In 1986 Jorgensen and his wife started Historical Publications, which now publishes The Artilleryman, a quarterly magazine he founded in 1978; Civil War News, a current events newspaper started in 1988; and Fire Apparatus & Emergency Equipment, the national fire service industry magazine with more than 35,000 circulation that Jorgensen started in 1996. 

He owned Firetec Apparatus Sales from 1996 to 2002 and served on the Fire and Emergency Manufacturers and Services Association board of directors from 1998 to 2001.

Jorgensen received the Golden Quill Editorial Award from the International Conference of Weekly Newspaper Editors for the best editorial of 1972 and a variety of regional and national press awards for editorial writing and photography.

He was a director of several state, regional and national press associations, was on the board of New England Television Corp. and WHDH-TV Inc. in Boston, and was a board member and early organizer of Boston’s Fourth of July Inc., host of the July 4 Boston Pops Esplanade concert.

Jorgensen was an Orange County deputy sheriff and member of the Tunbridge Trustees of Public Funds at the time of his death. He was former chairman of the town’s E-911 Committee. 

He was an authority on Civil War field artillery, at one time having a large collection of 3-inch projectiles and cannons, one of which he fired annually at the Tunbridge Memorial Day service.
Jorgensen’s varied interests and collections also included military history, especially Civil War and World War II books and art, John Deere tractors and bamboo fly rods. 

He held an associate in arts degree and bachelor of science and master of science degrees in journalism from Boston University. 

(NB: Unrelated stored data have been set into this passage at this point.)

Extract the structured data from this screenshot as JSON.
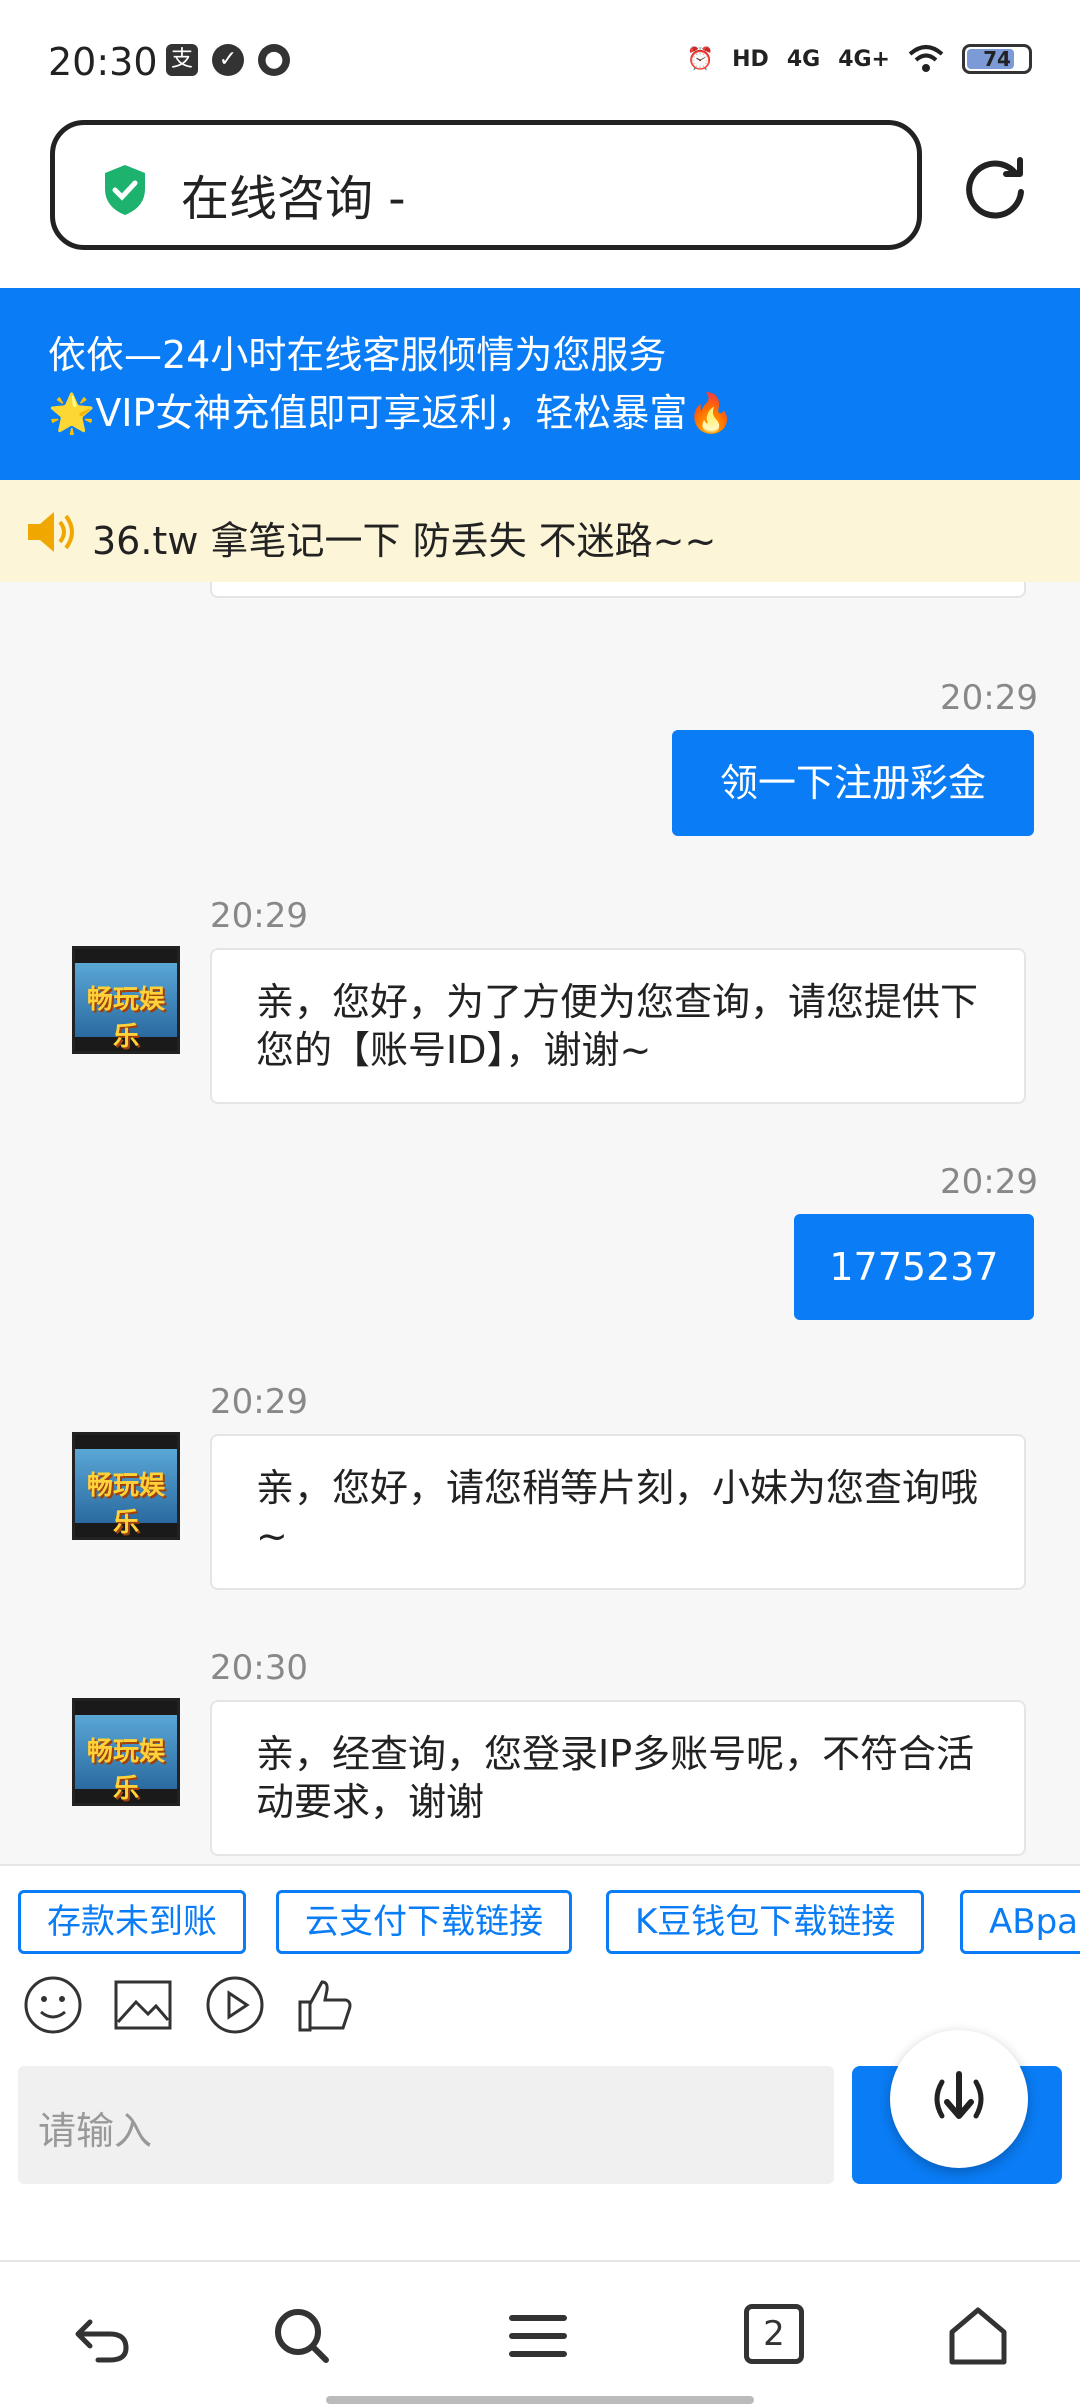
{
  "status_bar": {
    "time": "20:30",
    "battery": "74",
    "network_labels": [
      "HD",
      "4G",
      "4G+"
    ]
  },
  "url_bar": {
    "title": "在线咨询 -"
  },
  "banner": {
    "line1": "依依—24小时在线客服倾情为您服务",
    "line2": "🌟VIP女神充值即可享返利，轻松暴富🔥"
  },
  "notice": {
    "text": "36.tw 拿笔记一下 防丢失 不迷路~~"
  },
  "messages": [
    {
      "from": "user",
      "time": "20:29",
      "text": "领一下注册彩金"
    },
    {
      "from": "agent",
      "time": "20:29",
      "text": "亲，您好，为了方便为您查询，请您提供下您的【账号ID】，谢谢~"
    },
    {
      "from": "user",
      "time": "20:29",
      "text": "1775237"
    },
    {
      "from": "agent",
      "time": "20:29",
      "text": "亲，您好，请您稍等片刻，小妹为您查询哦~"
    },
    {
      "from": "agent",
      "time": "20:30",
      "text": "亲，经查询，您登录IP多账号呢，不符合活动要求，谢谢"
    }
  ],
  "avatar_text": "畅玩娱乐",
  "quick_replies": [
    "存款未到账",
    "云支付下载链接",
    "K豆钱包下载链接",
    "ABpa"
  ],
  "tools": [
    "emoji-icon",
    "image-icon",
    "video-icon",
    "thumbs-up-icon"
  ],
  "input": {
    "placeholder": "请输入"
  },
  "nav": {
    "tab_count": "2",
    "icons": [
      "back-icon",
      "search-icon",
      "menu-icon",
      "tabs-icon",
      "home-icon"
    ]
  },
  "colors": {
    "accent": "#0a7cf5",
    "notice_bg": "#fdf5d8",
    "chat_bg": "#f7f7f7"
  }
}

His wife, Kathryn, of Tunbridge, Vt., a brother, sister and two nephews survive him. The Oct. 3 funeral was followed by a committal service and party, both at his home. The Fire Apparatus staff produced a memorial program and exhibit of some of his photographs for the day. 

Memorial donations may be made to the Civil War Preservation Trust, 1331 H. St. NW, Suite 1001, Washington, DC 20005-4761; the Tunbridge Public Library, PO Box 9, Tunbridge VT 05077; or the Tunbridge Church, c/o Townsend Swayze, 56 Swayze Rd., Tunbridge VT 05077.